Artist/Band: Spin Doctors

“The dark-horse success story of 1992, the Spin Doctors were an amiable jam-happy combo who became the poster boys for the clan of bands—including Blues Traveler, Widespread Panic and Phish—inspired by the hippie bonhomie and extended improvisations of the Grateful Dead and the Allman Brothers.” This line from David Fricke‘s review makes me cringe, if for no other reason than it’s another reminder of just how much of my early youth I dedicated listening to a jam band. In 2011 I contributed a few articles on nostalgia to a friend’s blog, including an essay on the band’s 1991 release, Pocket Full of Kryptonite. Here’s a slightly cleaned up and trimmed down version of those thoughts:

I was in grade school when Pocket Full of Kryptonite was first released in 1991, but likely didn’t own it until around 1993 when the band struck commercial gold with “Two Princes” (which for years I thought was called “Two Princesses”) and “Little Miss Can’t Be Wrong.” Though I hadn’t quite reached the point in my life where my Walkman (and later, my Discman) traveled with me everywhere I went, this was the period of my young adolescence when I was first introduced to Columbia House Records. I remember scanning the massive mail-outs they would send, each page more colorful than the last, tearing off the little stamp-sized album identifiers, licking them, and slapping them on the order form. For those who aren’t familiar, Columbia House was kinda like a drug dealer that music fans hated but still buttered up to when they needed a cheap fix. The old adage “the first one’s free, but the next one will cost ya” was never as true as it was with them: get a dozen tapes (later CDs) for just one cent! (small print: “you better enjoy ‘em, because you’re going to need a bank loan to cover the next seven”).

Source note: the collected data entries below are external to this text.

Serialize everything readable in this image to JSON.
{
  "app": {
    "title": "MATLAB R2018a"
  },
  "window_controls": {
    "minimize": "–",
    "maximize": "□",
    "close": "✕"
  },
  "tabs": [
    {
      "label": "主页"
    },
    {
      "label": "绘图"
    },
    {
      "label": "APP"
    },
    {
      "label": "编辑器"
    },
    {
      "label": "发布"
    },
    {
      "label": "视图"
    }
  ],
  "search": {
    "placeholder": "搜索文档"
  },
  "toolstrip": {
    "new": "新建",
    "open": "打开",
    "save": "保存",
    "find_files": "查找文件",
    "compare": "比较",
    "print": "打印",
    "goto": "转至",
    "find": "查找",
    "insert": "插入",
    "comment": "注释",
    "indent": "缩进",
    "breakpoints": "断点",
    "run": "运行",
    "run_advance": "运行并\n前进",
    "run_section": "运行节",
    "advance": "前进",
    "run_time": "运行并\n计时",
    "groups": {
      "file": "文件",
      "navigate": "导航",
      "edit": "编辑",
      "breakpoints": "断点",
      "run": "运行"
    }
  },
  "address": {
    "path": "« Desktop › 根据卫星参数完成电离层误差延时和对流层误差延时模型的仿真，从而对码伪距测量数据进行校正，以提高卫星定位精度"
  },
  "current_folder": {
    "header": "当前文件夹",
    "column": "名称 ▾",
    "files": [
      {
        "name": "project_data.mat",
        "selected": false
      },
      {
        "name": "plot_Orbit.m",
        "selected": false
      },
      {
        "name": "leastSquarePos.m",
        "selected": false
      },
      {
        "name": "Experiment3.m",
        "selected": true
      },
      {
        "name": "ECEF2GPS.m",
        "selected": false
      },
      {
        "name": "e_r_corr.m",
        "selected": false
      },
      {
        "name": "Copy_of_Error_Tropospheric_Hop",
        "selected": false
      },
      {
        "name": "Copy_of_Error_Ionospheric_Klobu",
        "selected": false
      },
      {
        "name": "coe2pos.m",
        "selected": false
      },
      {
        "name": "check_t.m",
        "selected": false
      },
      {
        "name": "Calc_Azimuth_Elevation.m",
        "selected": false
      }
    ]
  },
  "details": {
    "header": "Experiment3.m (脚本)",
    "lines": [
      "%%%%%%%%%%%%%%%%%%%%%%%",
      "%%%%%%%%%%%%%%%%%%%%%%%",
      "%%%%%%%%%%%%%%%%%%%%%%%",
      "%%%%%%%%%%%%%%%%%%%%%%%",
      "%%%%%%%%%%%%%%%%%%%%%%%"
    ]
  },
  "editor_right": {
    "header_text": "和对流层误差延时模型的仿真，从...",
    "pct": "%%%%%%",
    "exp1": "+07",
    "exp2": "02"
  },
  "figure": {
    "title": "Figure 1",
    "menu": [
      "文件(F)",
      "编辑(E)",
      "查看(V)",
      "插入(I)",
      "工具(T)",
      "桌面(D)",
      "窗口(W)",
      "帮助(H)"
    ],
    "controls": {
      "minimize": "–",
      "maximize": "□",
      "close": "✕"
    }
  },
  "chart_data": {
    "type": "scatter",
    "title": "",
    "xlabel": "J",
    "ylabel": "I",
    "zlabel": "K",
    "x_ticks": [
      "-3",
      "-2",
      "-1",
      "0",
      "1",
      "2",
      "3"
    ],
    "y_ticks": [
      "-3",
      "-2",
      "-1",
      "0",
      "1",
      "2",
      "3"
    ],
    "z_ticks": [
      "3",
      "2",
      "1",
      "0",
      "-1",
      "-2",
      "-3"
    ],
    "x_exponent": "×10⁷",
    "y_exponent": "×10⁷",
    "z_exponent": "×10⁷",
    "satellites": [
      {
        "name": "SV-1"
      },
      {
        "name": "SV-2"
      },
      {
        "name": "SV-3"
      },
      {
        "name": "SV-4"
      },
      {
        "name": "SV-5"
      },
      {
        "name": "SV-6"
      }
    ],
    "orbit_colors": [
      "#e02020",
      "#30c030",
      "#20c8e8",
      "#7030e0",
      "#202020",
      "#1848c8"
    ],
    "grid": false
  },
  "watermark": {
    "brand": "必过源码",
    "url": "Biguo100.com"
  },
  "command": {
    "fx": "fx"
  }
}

Looking back on it, I never fully understood how much of a jam band they were. Even when I bought their second album (which I purchased from a pawn shop, re-sold, then re-purchased on at least two occasions), it didn’t sink in. Now knowing more of the genre (know thy enemy) it’s not hard to realize that Kryptonite meets the most basic of qualifications to be certified a jam-band record—the album has a 13 minute song on it, for crying out loud. Despite my contempt for the Phishes of the world (moreover, their fundamentalist fans), to this day I still think that monster “Shinbone Alley/Hard To Exist” is a solid listen (though perhaps only for nostalgia’s sake). The nine tracks that come before it, though, are where the bulk of my fondness remains.

Artist/Band: The Spinanes

The Spinanes were a twee-sounding duo that sprung out of the Portland scene before signing to Sub Pop. “Emerging from the Beat Happening/K Records orbit, Rebecca Gates (of Portland, Oregon) and Scott Plouf (of Olympia, Washington) eschew the bassist option and never miss it on the glorious Manos.” There wasn’t much of a connection for me with the music, but I did find it interesting to learn that the Elliot Smith was featured on a pair of tracks from the 1996 album, Strand.